On a l’exemple idéal de quelqu’un qu’on considère l’anti conformisme sociale par excellence. En 2016, le premier ministre canadien Justin Trudeau a mis sur pied le projet de loi fédérale C-16 interdisant les discriminations envers les transgenres en mai 2016, et devenu loi en juin 2017. Jusque-là ça va, mais le problème avec cette loi c’est la modification des pronoms personnels dans la langue anglaise sur le territoire canadien. A partir de cette loi, tout le monde doit utiliser les pronoms ‘’they’’ pour une personne transgenre, pas de ‘’he, him’’ ou ‘’she, her’’, malgré l’apparence féminine ou masculine de la personne en question. Il y a eu une seule personne qui s’est levée pour contredire cette absurdité, en la personne de Dr Jordan Peterson. Même avec un cours de linguistique de base, on sait que c’est impossible de modifier une langue du jour au lendemain. L’évolution de la langue se fait par elle-même. On ne peut pas ajouter de nouvelles règles dans une langue, si la langue ne l’a pas déjà fait elle-même naturellement.  Après s’être mis contre cette loi, beaucoup ont accompagné Le docteur, et ont laissé le jour de la raison pénètre leurs esprits, cependant la majorité ont décidé d’être des conformistes et de suivre la foule par lâcheté.

En résume, il y a deux types de personnes qui refusent de laisser la raison les conduisent, une première qui accepte tout sans questionnement parce qu’une chose leur semble vraisemblable, pas besoin de connaitre le fond.

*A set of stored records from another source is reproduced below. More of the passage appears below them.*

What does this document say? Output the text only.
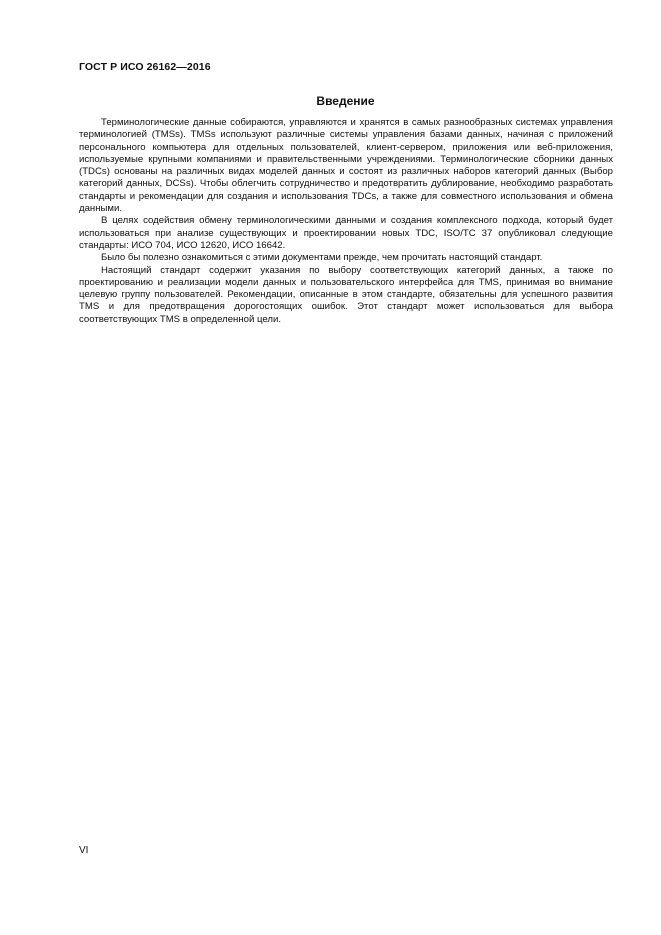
ГОСТ Р ИСО 26162—2016
Введение

Терминологические данные собираются, управляются и хранятся в самых разнообразных системах управления терминологией (TMSs). TMSs используют различные системы управления базами данных, начиная с приложений персонального компьютера для отдельных пользователей, клиент-сервером, приложения или веб-приложения, используемые крупными компаниями и правительственными учреждениями. Терминологические сборники данных (TDCs) основаны на различных видах моделей данных и состоят из различных наборов категорий данных (Выбор категорий данных, DCSs). Чтобы облегчить сотрудничество и предотвратить дублирование, необходимо разработать стандарты и рекомендации для создания и использования TDCs, а также для совместного использования и обмена данными.

В целях содействия обмену терминологическими данными и создания комплексного подхода, который будет использоваться при анализе существующих и проектировании новых TDC, ISO/TC 37 опубликовал следующие стандарты: ИСО 704, ИСО 12620, ИСО 16642.

Было бы полезно ознакомиться с этими документами прежде, чем прочитать настоящий стандарт.

Настоящий стандарт содержит указания по выбору соответствующих категорий данных, а также по проектированию и реализации модели данных и пользовательского интерфейса для TMS, принимая во внимание целевую группу пользователей. Рекомендации, описанные в этом стандарте, обязательны для успешного развития TMS и для предотвращения дорогостоящих ошибок. Этот стандарт может использоваться для выбора соответствующих TMS в определенной цели.

VI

La deuxième personne est celle qui par conformisme sociale refusent d’aller à l’encontre des courants, préfère suivre ce qui est populaire, ce qui plait à tout le monde.

Dans la quête du bon sens, on avait parlé de plusieurs voies qui peuvent nous mener à son obtention, néanmoins il y a un point qu’on a pas abordé. Le point en question c’est notre entourage. Nos compagnies, ceux qu’on considère nos amis à un grand impact sur ce qu’on est. Les citations sur la fréquentation et les types d’amitiés n’en manquent pas. On peut en citer quelques-uns: ‘’Qui se ressemble s’assemble’’, dis-moi qui tu fréquentes, je te dirai qui tu es.’’ Il y en a beaucoup! Et les vers de Nicolas Boileau ne sont pas exemptés des citations sur l’amitié. On retrouve ces vers intéressants:

Un sage ami, toujours rigoureux, inflexible,

 Sur vos fautes jamais ne vous laisse paisible :

Il ne pardonne point les endroits négligés, 

Il renvoie en leur lieu les vers mal arrangés,

Il réprime des mots l’ambitieuse emphase ;

[…]

 C’est ainsi que vous parle un ami véritable.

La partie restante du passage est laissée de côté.